A candidate from the so-called Rubbish Party, set up on a platform to clean up litter from the streets, won a council seat on Friday in the local elections in the UK.
Sally Cogley has taken the seat in Scotland’s Irvine Valley in East Ayrshire, for her party to clamp down on litter, dog fouling, fly-tipping and pollution.
As part of her campaign, Cogley has been organising clean-up events in the local area on the slogan: “Vote Sally for a better Valley.”
“Sally aims to make the Irvine Valley a better place to work, live and visit. She is totally committed to the Valley,” says the party’s website.
She has won one seat in Scotland, putting them exactly the same number of wins as the UK Independence Party (UKIP) in the last night’s local election.
Cogley, who formed the party earlier this year to campaign on cleaning up the area, was selected to the Irvine Valley ward along with the SNP’s Elena Whitham and Labour’s George Mair.
Her leaflets read: “I am fed up with being expected to accommodate this RUBBISH so I have founded THE RUBBISH PARTY.”
Cogley received 784 first preference votes in the ward, more than the mainstream Labour candidate.

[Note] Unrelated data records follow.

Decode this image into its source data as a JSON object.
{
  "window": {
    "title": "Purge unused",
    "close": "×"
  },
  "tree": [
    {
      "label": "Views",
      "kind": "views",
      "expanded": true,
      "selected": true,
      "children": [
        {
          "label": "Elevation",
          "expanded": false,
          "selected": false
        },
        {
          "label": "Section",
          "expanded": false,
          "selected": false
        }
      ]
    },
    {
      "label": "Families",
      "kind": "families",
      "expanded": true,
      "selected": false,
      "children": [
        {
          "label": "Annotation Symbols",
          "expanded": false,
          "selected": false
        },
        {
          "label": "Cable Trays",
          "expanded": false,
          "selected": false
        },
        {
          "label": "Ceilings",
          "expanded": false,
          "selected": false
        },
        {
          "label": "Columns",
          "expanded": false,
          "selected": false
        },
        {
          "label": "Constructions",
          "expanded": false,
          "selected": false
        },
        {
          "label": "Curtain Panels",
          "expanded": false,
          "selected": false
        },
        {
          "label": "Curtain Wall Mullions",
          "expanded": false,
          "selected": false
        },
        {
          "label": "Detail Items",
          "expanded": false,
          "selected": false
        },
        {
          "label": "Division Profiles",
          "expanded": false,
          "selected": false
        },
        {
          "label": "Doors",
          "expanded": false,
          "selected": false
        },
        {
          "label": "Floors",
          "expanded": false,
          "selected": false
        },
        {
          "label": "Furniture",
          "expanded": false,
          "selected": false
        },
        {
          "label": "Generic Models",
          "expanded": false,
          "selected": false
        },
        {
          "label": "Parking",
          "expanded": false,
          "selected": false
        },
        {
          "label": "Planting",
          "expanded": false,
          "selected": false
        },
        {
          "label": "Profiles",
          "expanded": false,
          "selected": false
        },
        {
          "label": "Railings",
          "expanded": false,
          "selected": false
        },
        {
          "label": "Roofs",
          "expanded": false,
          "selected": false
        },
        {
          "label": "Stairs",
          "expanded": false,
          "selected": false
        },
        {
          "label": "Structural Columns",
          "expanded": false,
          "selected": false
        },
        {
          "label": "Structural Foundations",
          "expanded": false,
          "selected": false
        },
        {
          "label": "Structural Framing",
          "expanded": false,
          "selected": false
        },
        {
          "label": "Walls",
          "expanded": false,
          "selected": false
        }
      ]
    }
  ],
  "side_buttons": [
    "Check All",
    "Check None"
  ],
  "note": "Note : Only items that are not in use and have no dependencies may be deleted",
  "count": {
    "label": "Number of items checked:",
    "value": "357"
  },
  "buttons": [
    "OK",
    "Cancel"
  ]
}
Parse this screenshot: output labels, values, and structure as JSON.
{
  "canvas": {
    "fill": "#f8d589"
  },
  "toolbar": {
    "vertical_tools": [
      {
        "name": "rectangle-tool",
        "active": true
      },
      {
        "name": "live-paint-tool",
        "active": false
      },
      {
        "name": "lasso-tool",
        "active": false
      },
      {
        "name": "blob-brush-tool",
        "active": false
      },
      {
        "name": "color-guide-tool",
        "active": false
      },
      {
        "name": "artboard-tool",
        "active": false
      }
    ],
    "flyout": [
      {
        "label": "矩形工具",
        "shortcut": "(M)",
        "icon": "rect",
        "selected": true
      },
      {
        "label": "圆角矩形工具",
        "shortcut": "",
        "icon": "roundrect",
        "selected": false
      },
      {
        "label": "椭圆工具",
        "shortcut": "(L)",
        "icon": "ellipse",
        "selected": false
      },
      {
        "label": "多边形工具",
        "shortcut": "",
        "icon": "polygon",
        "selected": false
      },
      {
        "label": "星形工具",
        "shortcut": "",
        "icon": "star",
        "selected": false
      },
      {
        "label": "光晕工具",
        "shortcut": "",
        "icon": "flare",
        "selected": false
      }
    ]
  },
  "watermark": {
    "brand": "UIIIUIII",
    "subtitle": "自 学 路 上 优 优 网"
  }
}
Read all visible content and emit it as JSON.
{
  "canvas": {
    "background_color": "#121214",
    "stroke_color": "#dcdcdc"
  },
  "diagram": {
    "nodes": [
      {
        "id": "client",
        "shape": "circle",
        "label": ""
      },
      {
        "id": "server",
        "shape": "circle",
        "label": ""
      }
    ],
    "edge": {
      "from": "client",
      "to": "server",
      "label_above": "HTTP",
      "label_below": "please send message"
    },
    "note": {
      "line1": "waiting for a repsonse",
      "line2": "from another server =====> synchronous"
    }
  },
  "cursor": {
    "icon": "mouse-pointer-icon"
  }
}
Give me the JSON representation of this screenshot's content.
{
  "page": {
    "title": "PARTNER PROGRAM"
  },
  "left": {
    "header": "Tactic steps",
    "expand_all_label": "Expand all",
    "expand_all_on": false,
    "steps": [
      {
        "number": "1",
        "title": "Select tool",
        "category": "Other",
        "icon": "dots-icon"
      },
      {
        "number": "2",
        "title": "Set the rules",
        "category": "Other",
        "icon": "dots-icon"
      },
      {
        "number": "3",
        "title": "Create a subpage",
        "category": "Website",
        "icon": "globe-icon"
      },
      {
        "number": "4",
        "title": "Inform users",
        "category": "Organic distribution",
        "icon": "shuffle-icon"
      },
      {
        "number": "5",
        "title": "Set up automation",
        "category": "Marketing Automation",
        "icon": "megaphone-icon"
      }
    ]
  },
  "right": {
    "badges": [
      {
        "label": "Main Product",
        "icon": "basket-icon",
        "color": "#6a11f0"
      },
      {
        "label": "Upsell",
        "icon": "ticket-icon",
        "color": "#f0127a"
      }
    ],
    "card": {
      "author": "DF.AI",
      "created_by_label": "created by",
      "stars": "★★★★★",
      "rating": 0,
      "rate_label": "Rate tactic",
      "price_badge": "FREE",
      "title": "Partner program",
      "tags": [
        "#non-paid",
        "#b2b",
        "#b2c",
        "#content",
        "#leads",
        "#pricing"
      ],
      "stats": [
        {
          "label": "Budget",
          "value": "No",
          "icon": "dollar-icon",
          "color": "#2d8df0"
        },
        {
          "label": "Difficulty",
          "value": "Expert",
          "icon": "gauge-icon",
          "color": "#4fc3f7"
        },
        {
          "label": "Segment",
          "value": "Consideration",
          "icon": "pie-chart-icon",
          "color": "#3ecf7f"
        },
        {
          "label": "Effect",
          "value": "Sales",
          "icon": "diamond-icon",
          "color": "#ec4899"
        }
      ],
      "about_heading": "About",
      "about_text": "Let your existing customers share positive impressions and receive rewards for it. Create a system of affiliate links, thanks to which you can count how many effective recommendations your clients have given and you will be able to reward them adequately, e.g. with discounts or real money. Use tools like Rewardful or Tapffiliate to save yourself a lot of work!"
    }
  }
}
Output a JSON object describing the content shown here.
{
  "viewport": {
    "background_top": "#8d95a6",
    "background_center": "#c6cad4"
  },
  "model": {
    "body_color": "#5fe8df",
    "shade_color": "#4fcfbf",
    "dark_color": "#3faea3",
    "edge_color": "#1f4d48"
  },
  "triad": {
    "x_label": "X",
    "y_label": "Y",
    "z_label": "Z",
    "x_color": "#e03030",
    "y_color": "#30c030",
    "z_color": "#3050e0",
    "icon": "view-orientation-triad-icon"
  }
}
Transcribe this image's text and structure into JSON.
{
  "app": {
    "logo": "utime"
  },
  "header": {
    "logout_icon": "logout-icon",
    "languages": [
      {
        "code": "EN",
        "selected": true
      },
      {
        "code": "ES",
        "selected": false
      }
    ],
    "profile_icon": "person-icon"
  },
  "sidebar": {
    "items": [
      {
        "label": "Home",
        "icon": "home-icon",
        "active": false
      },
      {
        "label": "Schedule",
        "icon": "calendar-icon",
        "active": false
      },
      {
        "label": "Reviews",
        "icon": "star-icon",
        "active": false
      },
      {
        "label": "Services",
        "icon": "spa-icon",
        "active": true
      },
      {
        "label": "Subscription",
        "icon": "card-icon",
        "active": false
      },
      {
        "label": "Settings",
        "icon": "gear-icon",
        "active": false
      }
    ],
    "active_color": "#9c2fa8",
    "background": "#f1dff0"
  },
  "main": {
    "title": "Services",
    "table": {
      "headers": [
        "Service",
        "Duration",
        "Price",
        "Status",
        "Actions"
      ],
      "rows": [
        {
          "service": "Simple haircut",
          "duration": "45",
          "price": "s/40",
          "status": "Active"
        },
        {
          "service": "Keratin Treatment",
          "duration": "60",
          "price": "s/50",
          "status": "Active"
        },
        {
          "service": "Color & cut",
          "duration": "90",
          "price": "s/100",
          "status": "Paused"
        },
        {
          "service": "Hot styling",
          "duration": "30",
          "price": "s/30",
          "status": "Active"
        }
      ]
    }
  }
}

The local elections were widely seen as a sign of things to come in the snap general election on June 8, announced by the British Prime Minister Theresa May last month.
The Tories gained over the Opposition Labour party in many of the council seats and confirmed pre-poll forecasts of a Labour battering, largely blamed on the leadership of Jeremy Corbyn.
The Liberal Democrat results have been mixed, with some gains and some losses.
But the biggest losers have been the far-right UKIP, which is set to be completely annihilated after losing every local seat it had under its control.
A total of 4,851 council seats were up for grabs in 88 councils - all of those in Scotland and Wales and 34 in England - five weeks before the general election.
At latest count across the 23 English and Welsh counties that had fully declared results, the Tories had control of 10 authorities and 561 seats, a net gain of 155, while Labour had control of five authorities and 404 seats, a net loss of 125.
The Tories are on course to gain massive ground from the UKIP and Labour.
Many of the councils are yet to begin counting and the complete results are not expected before Saturday.